Betsy Warland shares writing wisdom with Canadian Authors

Last night, Canadian Authors hosted creative writer, teacher, mentor and editor Betsy Warland. After reading from three different works of Creative Non-Fiction, she described how Bloodroot came into being, reminding listeners that the narrative is always "the boss."

I enjoy the almost mystical way Warland talks about the writing process. "Underneath the language of craft," she informs us, "are other unnamed forces" waiting to be uncovered. She invites the audience of writers to consider this: "What are the stories behind our compositional strategies?"

Left: Betsy chats with participants.

Openings are critical. In order for the reader to follow, the writer must "put the scent down right away." Choosing the most appropriate narrative position enables a writer to tell a story that is easy for the reader to enter. Questions for the author include these: Who is telling this story? How am I identifying them? Am I using camouflage?

Another important principle is pacing.
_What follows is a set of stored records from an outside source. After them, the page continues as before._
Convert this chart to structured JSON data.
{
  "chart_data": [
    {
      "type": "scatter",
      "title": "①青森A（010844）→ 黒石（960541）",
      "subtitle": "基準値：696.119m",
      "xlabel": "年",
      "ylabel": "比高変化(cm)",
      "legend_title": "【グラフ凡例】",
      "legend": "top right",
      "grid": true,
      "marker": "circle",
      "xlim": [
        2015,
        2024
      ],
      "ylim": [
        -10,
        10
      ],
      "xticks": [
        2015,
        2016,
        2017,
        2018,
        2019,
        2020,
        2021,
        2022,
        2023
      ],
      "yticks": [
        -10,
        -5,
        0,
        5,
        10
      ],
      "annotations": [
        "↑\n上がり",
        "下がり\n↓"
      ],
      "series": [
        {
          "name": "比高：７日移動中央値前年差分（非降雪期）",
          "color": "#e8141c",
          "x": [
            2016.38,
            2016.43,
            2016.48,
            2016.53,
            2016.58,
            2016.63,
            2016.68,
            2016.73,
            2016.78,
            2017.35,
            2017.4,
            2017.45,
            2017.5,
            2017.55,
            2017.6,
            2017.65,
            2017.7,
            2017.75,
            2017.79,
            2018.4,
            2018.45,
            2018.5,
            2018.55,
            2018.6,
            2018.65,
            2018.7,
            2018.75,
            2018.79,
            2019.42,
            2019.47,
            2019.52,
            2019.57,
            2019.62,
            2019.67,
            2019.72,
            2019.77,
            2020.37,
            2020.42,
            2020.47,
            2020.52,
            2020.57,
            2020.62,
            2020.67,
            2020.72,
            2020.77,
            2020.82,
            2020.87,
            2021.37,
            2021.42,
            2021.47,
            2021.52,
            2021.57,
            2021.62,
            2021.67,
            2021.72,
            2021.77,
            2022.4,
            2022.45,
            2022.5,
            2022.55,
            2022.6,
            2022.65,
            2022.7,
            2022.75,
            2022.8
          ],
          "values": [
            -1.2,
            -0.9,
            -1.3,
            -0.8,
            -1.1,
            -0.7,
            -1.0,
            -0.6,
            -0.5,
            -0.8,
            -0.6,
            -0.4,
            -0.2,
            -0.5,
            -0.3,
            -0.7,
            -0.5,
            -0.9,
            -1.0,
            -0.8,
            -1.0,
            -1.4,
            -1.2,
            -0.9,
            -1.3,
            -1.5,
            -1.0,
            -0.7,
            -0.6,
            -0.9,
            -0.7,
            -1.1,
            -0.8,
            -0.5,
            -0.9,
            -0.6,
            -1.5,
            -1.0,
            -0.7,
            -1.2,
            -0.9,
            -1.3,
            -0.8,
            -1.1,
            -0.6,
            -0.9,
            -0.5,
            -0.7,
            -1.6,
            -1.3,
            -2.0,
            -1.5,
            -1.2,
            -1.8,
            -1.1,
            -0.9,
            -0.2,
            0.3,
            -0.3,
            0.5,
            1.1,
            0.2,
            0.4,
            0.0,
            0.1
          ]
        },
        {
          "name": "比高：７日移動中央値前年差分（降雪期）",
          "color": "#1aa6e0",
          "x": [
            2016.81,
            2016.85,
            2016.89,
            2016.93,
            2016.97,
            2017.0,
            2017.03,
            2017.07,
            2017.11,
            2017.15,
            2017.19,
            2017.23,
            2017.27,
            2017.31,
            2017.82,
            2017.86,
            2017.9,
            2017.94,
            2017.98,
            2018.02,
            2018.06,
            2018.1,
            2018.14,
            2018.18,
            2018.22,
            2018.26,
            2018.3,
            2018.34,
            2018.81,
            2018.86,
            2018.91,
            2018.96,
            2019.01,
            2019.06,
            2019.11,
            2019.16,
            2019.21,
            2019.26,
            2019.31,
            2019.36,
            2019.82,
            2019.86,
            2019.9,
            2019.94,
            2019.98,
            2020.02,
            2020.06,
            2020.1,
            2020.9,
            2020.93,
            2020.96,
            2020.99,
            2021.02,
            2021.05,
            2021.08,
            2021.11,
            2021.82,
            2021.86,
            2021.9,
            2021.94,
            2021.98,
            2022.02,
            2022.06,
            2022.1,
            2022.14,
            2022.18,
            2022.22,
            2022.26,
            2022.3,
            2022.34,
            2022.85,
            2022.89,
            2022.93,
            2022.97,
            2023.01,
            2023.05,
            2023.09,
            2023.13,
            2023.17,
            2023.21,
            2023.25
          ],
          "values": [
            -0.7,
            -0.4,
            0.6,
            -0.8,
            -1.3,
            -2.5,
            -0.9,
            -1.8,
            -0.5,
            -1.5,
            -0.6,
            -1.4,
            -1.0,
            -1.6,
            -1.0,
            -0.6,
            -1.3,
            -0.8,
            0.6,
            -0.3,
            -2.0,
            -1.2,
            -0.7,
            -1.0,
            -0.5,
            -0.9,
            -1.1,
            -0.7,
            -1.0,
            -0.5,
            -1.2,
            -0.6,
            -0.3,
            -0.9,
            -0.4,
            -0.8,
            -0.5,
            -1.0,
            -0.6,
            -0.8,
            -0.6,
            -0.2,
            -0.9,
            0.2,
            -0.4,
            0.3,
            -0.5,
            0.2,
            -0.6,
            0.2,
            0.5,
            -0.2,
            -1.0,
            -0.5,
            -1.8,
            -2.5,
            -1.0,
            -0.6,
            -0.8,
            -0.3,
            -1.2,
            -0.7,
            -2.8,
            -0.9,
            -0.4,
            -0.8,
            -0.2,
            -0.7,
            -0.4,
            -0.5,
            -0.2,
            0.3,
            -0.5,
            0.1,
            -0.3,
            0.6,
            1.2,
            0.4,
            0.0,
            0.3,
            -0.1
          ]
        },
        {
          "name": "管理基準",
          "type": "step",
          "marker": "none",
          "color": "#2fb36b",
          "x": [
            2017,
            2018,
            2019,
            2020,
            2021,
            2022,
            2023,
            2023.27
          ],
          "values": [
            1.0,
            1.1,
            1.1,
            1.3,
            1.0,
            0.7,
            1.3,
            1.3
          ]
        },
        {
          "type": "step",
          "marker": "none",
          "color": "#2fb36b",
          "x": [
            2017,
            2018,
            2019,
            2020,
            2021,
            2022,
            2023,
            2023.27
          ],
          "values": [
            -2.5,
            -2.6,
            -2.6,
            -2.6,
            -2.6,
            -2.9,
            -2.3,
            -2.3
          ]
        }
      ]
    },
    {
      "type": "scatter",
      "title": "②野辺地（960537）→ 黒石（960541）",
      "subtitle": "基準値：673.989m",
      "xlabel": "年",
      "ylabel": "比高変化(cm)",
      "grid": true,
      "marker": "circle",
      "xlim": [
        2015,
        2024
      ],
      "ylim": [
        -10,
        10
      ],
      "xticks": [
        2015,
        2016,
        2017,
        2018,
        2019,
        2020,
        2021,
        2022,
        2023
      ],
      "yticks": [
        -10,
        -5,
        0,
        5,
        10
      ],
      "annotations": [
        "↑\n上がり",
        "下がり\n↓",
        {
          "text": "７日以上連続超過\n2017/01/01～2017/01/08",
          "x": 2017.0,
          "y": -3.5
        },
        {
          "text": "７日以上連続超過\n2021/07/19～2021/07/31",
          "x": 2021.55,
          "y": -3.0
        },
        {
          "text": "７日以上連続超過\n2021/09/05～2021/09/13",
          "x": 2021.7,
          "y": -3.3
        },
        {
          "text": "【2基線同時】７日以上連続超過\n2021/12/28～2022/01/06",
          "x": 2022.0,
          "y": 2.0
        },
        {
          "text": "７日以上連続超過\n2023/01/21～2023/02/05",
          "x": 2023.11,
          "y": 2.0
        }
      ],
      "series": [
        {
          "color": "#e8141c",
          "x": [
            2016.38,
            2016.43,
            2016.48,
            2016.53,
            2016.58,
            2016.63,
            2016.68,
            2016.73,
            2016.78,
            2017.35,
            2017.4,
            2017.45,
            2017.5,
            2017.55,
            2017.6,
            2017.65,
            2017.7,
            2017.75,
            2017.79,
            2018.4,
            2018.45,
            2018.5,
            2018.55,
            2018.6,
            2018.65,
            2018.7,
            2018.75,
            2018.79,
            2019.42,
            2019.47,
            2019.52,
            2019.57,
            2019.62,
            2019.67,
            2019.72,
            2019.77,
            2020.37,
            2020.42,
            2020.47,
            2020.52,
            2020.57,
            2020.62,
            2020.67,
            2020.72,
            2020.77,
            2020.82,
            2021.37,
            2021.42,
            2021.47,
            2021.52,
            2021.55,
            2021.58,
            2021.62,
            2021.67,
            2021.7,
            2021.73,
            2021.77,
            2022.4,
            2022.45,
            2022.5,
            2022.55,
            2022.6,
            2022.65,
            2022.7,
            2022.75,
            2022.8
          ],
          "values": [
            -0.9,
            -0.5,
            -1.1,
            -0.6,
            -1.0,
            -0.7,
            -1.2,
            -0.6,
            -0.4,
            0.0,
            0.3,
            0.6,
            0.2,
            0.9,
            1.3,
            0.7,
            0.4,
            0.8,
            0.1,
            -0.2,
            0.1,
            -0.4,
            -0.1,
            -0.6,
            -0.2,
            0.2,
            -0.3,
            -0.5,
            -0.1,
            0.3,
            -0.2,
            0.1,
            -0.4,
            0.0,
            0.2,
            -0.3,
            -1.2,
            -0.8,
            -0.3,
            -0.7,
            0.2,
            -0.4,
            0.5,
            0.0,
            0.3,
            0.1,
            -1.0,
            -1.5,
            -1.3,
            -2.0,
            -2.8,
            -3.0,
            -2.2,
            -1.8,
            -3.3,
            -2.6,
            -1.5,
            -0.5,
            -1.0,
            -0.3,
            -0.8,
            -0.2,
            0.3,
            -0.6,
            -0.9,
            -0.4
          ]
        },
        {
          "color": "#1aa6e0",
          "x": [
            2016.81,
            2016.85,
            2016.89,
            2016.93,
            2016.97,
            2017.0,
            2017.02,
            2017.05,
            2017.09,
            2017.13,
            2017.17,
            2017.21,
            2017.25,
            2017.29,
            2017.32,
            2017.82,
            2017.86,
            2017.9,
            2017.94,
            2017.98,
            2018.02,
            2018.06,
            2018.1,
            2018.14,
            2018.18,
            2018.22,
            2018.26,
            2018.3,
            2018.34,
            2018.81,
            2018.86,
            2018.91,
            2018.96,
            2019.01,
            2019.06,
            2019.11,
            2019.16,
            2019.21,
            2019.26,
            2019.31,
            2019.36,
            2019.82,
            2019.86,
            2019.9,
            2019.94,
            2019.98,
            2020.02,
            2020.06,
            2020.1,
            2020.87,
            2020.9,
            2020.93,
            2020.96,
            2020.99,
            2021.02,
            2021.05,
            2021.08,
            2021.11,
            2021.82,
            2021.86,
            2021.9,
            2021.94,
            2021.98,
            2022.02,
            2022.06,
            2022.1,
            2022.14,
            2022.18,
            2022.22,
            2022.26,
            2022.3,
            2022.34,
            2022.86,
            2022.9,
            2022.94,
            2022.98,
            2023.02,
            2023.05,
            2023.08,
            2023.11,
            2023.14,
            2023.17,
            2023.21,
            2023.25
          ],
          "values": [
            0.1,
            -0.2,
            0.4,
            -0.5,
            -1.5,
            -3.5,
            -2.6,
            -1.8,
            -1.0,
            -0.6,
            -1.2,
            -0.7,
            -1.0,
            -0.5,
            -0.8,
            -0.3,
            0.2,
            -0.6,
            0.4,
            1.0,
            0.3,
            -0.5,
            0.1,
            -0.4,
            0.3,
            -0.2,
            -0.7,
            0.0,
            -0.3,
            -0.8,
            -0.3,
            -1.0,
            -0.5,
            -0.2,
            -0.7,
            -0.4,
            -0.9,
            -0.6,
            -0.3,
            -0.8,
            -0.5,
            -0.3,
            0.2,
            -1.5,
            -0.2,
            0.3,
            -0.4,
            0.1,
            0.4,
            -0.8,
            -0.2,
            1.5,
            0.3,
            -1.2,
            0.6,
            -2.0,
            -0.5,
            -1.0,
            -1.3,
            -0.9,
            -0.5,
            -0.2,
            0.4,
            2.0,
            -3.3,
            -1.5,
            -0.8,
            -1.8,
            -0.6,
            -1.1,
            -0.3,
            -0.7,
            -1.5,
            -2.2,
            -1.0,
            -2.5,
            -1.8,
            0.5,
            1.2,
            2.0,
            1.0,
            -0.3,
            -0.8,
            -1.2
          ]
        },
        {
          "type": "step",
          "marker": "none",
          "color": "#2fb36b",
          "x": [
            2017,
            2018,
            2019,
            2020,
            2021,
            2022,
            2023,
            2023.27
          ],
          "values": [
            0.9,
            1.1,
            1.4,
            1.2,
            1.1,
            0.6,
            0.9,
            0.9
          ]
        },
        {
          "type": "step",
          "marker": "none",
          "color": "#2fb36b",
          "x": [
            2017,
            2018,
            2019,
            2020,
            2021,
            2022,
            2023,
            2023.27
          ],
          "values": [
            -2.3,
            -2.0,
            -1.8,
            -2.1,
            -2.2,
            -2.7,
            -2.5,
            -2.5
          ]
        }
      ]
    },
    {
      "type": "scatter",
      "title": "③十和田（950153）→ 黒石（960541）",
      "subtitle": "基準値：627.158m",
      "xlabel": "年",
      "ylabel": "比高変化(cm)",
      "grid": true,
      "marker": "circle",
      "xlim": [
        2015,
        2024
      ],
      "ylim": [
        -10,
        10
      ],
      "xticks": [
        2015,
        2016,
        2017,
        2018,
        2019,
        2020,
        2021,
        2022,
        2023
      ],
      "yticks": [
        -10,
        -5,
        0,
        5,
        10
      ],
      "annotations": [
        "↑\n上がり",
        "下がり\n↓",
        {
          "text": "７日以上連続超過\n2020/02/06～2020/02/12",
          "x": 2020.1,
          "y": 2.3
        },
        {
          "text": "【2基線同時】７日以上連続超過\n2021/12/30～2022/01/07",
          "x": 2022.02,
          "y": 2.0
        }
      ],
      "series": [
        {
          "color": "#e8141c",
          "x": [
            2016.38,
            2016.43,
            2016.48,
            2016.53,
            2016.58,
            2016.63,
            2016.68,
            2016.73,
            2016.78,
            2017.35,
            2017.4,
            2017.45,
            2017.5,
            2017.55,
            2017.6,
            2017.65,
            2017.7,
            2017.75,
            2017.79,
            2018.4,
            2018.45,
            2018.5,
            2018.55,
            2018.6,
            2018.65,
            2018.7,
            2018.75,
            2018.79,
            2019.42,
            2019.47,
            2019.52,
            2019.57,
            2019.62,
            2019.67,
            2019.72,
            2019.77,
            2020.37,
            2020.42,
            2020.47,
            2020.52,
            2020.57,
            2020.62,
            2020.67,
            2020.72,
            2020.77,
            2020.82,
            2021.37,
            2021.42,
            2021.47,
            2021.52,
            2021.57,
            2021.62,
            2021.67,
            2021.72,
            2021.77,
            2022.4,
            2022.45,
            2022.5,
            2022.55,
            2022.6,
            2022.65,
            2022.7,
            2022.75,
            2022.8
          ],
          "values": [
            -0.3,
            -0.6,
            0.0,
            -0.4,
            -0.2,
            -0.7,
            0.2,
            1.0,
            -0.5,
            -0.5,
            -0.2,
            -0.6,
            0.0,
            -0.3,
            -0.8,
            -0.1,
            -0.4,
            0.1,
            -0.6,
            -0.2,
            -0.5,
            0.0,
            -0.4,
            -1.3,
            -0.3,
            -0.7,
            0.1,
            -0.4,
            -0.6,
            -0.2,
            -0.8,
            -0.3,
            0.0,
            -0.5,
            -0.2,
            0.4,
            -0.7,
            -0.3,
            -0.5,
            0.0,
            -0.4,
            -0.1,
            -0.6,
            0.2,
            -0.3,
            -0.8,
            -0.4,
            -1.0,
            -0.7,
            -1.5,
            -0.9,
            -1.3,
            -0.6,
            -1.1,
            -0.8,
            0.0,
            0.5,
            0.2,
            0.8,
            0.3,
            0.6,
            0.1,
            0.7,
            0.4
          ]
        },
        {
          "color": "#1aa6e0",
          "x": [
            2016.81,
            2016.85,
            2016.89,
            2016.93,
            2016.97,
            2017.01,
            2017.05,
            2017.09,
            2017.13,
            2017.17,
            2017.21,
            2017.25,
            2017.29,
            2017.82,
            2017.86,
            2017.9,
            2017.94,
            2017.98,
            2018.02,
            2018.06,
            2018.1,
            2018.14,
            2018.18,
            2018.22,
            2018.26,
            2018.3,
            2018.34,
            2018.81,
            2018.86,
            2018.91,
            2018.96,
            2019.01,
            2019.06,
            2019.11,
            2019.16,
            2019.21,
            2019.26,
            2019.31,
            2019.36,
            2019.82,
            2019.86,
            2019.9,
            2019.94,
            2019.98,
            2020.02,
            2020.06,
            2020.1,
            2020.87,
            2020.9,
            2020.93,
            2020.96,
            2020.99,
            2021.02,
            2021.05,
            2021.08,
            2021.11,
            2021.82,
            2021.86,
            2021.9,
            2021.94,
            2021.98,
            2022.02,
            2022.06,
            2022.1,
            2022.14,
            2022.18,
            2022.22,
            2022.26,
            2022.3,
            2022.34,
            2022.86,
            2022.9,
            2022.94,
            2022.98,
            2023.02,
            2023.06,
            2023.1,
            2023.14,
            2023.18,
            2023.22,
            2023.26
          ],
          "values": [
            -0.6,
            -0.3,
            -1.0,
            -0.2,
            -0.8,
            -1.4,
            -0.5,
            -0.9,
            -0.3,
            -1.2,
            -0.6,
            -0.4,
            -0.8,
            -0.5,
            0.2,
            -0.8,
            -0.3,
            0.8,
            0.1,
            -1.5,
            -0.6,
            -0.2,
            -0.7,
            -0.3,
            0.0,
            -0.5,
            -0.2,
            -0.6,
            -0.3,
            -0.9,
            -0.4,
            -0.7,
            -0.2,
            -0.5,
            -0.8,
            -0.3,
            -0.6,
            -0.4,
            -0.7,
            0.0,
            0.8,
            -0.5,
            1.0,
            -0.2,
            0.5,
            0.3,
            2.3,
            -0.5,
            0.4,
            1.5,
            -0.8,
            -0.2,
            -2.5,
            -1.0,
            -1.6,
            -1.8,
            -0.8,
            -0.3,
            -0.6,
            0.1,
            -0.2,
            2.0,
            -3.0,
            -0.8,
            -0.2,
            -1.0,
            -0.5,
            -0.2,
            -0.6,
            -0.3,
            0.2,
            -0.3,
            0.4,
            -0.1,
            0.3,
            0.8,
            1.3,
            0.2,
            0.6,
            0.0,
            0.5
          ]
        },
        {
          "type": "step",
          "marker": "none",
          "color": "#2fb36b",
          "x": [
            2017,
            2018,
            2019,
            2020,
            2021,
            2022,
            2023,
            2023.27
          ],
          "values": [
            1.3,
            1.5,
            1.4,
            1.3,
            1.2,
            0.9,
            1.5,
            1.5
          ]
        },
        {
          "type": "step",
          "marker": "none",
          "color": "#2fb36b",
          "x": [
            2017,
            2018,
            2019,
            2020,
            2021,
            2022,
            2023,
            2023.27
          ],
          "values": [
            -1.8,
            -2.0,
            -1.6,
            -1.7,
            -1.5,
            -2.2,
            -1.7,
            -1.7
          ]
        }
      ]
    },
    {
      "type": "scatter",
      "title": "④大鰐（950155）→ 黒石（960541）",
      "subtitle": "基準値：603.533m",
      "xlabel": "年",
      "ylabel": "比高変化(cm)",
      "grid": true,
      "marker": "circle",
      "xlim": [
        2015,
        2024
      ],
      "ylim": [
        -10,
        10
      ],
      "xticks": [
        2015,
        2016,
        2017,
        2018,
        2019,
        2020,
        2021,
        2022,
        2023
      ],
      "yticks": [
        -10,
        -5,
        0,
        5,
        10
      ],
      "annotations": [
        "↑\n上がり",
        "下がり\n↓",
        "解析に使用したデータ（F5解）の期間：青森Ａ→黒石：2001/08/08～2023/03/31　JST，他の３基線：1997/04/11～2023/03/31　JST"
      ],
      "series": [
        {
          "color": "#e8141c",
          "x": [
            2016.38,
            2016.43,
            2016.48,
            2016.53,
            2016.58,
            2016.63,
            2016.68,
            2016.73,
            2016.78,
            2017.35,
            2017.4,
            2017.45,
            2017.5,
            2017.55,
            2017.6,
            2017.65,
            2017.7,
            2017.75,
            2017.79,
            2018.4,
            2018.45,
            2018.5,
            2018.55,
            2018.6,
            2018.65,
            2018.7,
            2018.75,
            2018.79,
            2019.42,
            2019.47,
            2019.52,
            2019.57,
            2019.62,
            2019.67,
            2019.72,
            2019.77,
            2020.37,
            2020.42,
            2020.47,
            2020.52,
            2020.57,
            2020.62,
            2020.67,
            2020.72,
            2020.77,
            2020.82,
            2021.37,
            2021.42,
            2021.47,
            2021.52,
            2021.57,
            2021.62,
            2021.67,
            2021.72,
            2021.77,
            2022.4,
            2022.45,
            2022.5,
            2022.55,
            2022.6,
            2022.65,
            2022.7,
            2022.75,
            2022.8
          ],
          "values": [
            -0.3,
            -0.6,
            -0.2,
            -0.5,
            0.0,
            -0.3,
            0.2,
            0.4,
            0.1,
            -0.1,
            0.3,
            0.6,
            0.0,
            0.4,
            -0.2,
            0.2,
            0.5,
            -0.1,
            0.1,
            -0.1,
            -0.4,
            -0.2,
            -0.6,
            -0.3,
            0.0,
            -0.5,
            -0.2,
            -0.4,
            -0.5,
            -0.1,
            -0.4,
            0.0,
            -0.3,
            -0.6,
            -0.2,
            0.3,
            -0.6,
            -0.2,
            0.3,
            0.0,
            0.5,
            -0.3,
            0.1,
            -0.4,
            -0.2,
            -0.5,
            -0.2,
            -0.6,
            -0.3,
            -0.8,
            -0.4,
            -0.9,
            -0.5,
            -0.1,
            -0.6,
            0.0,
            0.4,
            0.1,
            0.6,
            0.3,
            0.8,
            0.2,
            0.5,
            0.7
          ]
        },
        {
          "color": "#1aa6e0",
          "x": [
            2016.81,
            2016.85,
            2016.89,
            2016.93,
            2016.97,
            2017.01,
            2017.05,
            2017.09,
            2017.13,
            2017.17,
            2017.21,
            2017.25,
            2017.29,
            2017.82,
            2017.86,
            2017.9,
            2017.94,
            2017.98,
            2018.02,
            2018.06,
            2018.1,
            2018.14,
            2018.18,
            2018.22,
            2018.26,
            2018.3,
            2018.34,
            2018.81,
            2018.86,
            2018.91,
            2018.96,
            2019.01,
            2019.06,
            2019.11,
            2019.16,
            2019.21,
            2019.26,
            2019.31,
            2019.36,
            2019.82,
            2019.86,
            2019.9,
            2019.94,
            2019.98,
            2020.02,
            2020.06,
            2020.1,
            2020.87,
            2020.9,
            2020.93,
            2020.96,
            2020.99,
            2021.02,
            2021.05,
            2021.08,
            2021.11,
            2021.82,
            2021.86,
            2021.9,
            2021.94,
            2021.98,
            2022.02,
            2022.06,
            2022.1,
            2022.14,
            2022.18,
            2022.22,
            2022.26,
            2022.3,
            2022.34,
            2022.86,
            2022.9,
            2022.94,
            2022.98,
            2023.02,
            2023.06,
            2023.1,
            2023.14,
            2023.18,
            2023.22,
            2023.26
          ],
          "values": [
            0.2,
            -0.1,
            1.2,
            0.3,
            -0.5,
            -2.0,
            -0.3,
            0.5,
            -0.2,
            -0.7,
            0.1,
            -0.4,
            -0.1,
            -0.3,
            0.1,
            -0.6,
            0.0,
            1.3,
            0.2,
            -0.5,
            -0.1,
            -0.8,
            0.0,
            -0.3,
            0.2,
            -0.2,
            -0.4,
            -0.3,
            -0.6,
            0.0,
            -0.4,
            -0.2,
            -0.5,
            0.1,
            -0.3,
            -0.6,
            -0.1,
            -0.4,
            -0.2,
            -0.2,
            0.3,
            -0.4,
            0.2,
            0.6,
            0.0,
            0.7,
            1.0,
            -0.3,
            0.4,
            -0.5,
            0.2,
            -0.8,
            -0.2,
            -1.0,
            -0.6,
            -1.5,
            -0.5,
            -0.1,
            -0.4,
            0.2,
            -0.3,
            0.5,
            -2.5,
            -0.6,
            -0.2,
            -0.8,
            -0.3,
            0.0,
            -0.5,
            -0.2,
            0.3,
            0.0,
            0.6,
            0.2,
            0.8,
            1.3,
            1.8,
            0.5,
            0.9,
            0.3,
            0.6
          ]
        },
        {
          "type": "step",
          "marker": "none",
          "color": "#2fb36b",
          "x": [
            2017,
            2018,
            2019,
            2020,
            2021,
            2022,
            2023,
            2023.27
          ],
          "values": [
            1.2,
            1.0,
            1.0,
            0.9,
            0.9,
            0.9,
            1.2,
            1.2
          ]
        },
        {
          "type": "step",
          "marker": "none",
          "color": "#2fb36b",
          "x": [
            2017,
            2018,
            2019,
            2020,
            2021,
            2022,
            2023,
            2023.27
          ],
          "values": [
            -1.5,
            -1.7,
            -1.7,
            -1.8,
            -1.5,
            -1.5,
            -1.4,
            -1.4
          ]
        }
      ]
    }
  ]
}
When too much intense material is packed together, the reader may be unable to process it all, and might set the book aside. For this reason, the formal presentation of the work should allow processing time for individual readers. This can be achieved by offering white space on the page.

Warland's 2010 essay collection Breathing the Page: Reading the Act of Writing is a priceless resource for any writer. The author also calls it a "big teacher" for her. From Breathing the Page, she shares what she considers the best line she's ever written: "All lines require years of effort."

According to Betsy Warland, writing well requires enormous amounts of time and effort, and I doubt any writer would disagree with her comment that the remuneration is "ridiculous." Yet when a piece is satisfactorily completed, "a certain kind of elation makes it all worthwhile."